Minn. Researchers, Doctors Seek To Understand, Treat Brain Injuries
Amazing things can happen when great minds come together.
Doctors from the University of Minnesota, Hennepin County Medical Center and researchers from Abbott Diagnostics just announced they’re launching a joint study on concussions and traumatic brain injury.
“We need to understand what’s actually wrong and how do we treat it,” said Dr. Uzma Samadani, a neurosurgeon at HCMC, known nationally for her research on brain injuries. “That really is what the goal of this study: to figure out what is wrong and how do we treat it.”
The study will look at how patients perform on eye tests that use a high frequency camera to map the positions of the pupils as subjects watch a video.
Samadani says eye tracking may detect injury in the brain that is not visible in a CT scan.
“When someone has a brain injury, when something is wrong in the brain, it affects the eye movements in particular ways,” she said.

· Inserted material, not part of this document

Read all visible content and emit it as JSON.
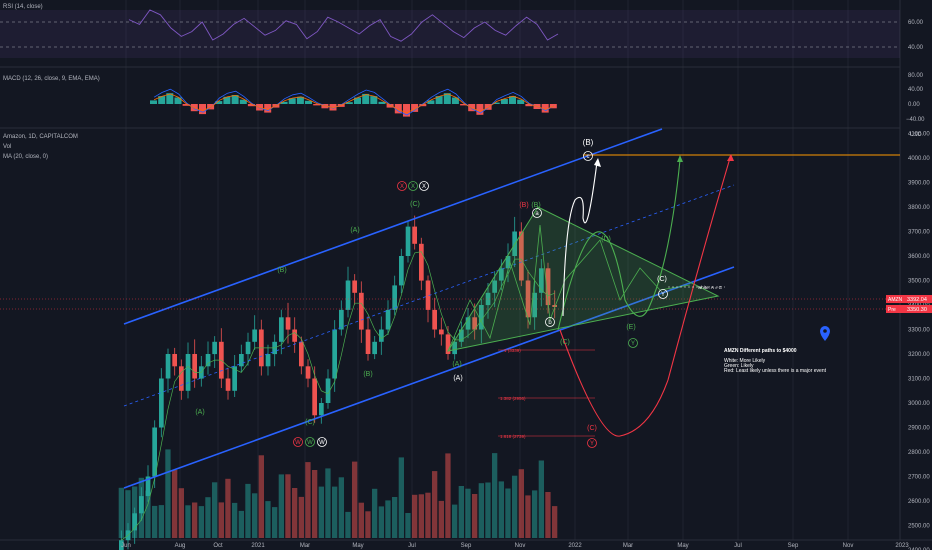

A second part of the study will involve blood tests.
“The goal of this study is to look at markers in the blood that indicate which cell types are damaged in the brain,” Samadani said.
She says that MRIs can also tell us more about the brain.
“The MRI scan will be used to look for subtle changes that you don’t see on CT scans, but are key to brain injury,” she said.
With nearly 2 million people sent to emergency rooms each year with traumatic brain injuries, Samadani says doctors need to fine-tune their work and the tools available to them.
“We are in our infancy in concussion treatment,” Samadani said. “In our infancy in concussion diagnosis as well.”
Researchers plan to screen 9,000 trauma patients, but only about 1,000 will be enrolled in the study.
That includes children and adults.
These people will be followed for up to a year, making this one of the most the most comprehensive brain injury studies in the country.